Shilree nodded, barely.
“I don’t want you killing anyone else. Not even if you believe it’s V’nos. Not even if you believe it’s the illithid who killed Anjra. We can’t trust what we believe from here on in. We’re up against psionics.” He crouched just enough to retrieve her ridiculous cowboy hat from the dust where it had fallen, and closed both her hands around it. “And we have to keep our reason or we can be turned against each other. Next time, Shilree, if you think you recognize an illithid, take him down. Don’t kill him until we have proof. As long as you’re unrestrained you’re in danger of being used. Do you understand?”
Shilree hugged her hat to her chest. “Flicker, we are all being used,” she whispered. “Did I tell you what I remembered yesterday? There was an Iron Tyrant, a big black one, shining a ray on a pool of goo and muck. Well he shined a ray on that pool and a formless humanoid rose up out of the soup. It was a doppelganger. They were creating doppelgangers.”
“We knew that,” Flicker said.
“I know. That’s not all. I heard what the Iron Tyrant was saying to the illithids there. They were sending the doppelganger out to use as ‘mutant breeding stock’!” Shilree swallowed hard. “Sunny they use doppelgangers to breed new Gilan hybrids and mutants. To them we are nothing but breeding stock.”
She started crying again. The question in Shilree’s mind went unsaid but Flicker knew it was there. Tell me I am worth more than that, Sunny. Please, I must be worth more than that.
“Vala tan hajha,” he said in Diari, stroking her hair over and over. You are worth more than that. “Vala tan hajha.”
“Look,” said Ebreth, “it’s worth a shot.”
“Wow, lookit the Diari shirts, Mom! Can I have a Diari shirt?”

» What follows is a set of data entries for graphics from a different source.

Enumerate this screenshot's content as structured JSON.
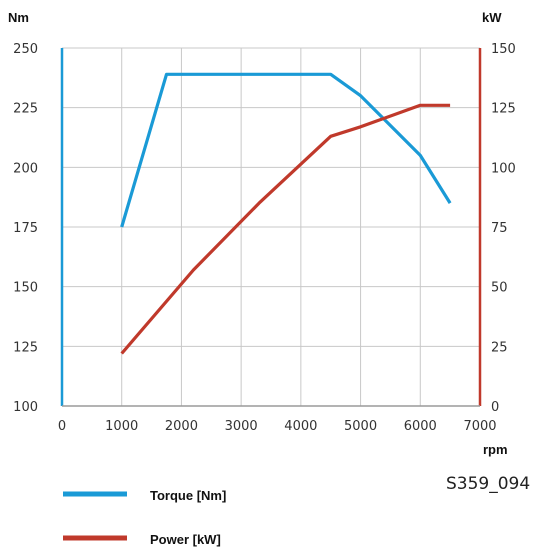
{
  "chart_data": {
    "type": "line",
    "x": [],
    "xlabel": "rpm",
    "xlim": [
      0,
      7000
    ],
    "xticks": [
      0,
      1000,
      2000,
      3000,
      4000,
      5000,
      6000,
      7000
    ],
    "y_left": {
      "label": "Nm",
      "lim": [
        100,
        250
      ],
      "ticks": [
        100,
        125,
        150,
        175,
        200,
        225,
        250
      ],
      "color": "#1a9ad6"
    },
    "y_right": {
      "label": "kW",
      "lim": [
        0,
        150
      ],
      "ticks": [
        0,
        25,
        50,
        75,
        100,
        125,
        150
      ],
      "color": "#c0392b"
    },
    "grid": true,
    "series": [
      {
        "name": "Torque [Nm]",
        "axis": "left",
        "color": "#1a9ad6",
        "points": [
          [
            1000,
            175
          ],
          [
            1750,
            239
          ],
          [
            4500,
            239
          ],
          [
            5000,
            230
          ],
          [
            6000,
            205
          ],
          [
            6500,
            185
          ]
        ]
      },
      {
        "name": "Power [kW]",
        "axis": "right",
        "color": "#c0392b",
        "points": [
          [
            1000,
            22
          ],
          [
            2200,
            57
          ],
          [
            3300,
            85
          ],
          [
            4500,
            113
          ],
          [
            5000,
            117
          ],
          [
            6000,
            126
          ],
          [
            6500,
            126
          ]
        ]
      }
    ],
    "legend_position": "bottom-left"
  },
  "figure_id": "S359_094"
}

“I hate to bring this up,” sighed Orlen, “but foreign currency is highly devalued in Diaria, and magic is overpriced. I doubt we have enough money with us to buy even a small magic item.”

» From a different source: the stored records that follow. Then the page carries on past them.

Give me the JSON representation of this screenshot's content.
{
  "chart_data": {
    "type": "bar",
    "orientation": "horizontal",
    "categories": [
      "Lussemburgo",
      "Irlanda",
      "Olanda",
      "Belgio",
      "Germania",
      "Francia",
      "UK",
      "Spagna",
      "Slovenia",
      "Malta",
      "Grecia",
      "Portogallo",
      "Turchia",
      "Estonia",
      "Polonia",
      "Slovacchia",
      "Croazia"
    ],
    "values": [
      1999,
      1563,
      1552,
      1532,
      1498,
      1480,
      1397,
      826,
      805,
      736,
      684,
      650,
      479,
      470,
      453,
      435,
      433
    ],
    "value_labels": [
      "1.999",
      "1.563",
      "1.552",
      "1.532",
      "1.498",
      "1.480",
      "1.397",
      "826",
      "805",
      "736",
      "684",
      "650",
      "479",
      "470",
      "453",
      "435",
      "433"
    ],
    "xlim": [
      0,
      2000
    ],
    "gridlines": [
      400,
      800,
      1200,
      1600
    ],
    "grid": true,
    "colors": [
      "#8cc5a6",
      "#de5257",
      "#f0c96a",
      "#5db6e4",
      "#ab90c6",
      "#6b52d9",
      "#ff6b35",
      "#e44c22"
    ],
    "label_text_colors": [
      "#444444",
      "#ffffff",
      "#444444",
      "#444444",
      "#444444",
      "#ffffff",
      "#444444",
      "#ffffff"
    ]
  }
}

“We could always sell Vas,” Skitch teased, ducking Val’s thwap.
“I have some jewelry,” said Khyrisse.
“Alright, what about a little contest o’ drinkin’ to see who gets it?”
“Please,” the Fiend with Five Eyes replied scornfully. “I didn’t suggest we settle matters by seeing who could craft the most living beetles from his own flesh, did I?”
“Fair enough, old laddie,” said Coomara, “but I hope ye won’t mind if I have a nip of the strong waters meself!” The five-eyed one sighed. He hated dealing with fey-spawn.
The Rat Pack had spent the better part of an hour casing the bazaar and had succeeded only in using up Valende’s detect magic spells and adding a silk shirt to Skitch’s wardrobe. There were a few magic items for sale, but none of them the sort that channelled spell effects. Wherever Shilree got her endless supply of spell spheres from, it certainly wasn’t the Srankaijhi marketplace.
“What about a fine jeweler’s?” Orlen brainstormed. “There are a lot of rings and amulets that store spell effects. If we found an expensive enough place, they’d be sure to have something.”
“Something we couldn’t afford even if we did sell half the party,” sighed Rani.
“Well, much as I hate to encourage larceny,” said Orlen, “we could just abscond with it. We are trying to save a city full of people, after all.”
“Full of kiljhacs,” said Rani. “You think they give a crap?”
As they turned down Jihyijh Street, a horse-drawn carriage passing through the intersection in front of them suddenly stopped, blocking their progress. Khyrisse turned her head quickly to see three Diarians in flowing black robes approaching the Rat Pack from behind, only their eyes showing through their dark head scarves. In each hand they held wicked three-pronged daggers, and at each throat gleamed a silver talisman resembling the head of a grasshopper. Khyrisse looked back at the carriage, where three identical warriors were dismounting into the blocked street.
“Psionic cultists,” sighed Rani. “The day lacked only that.”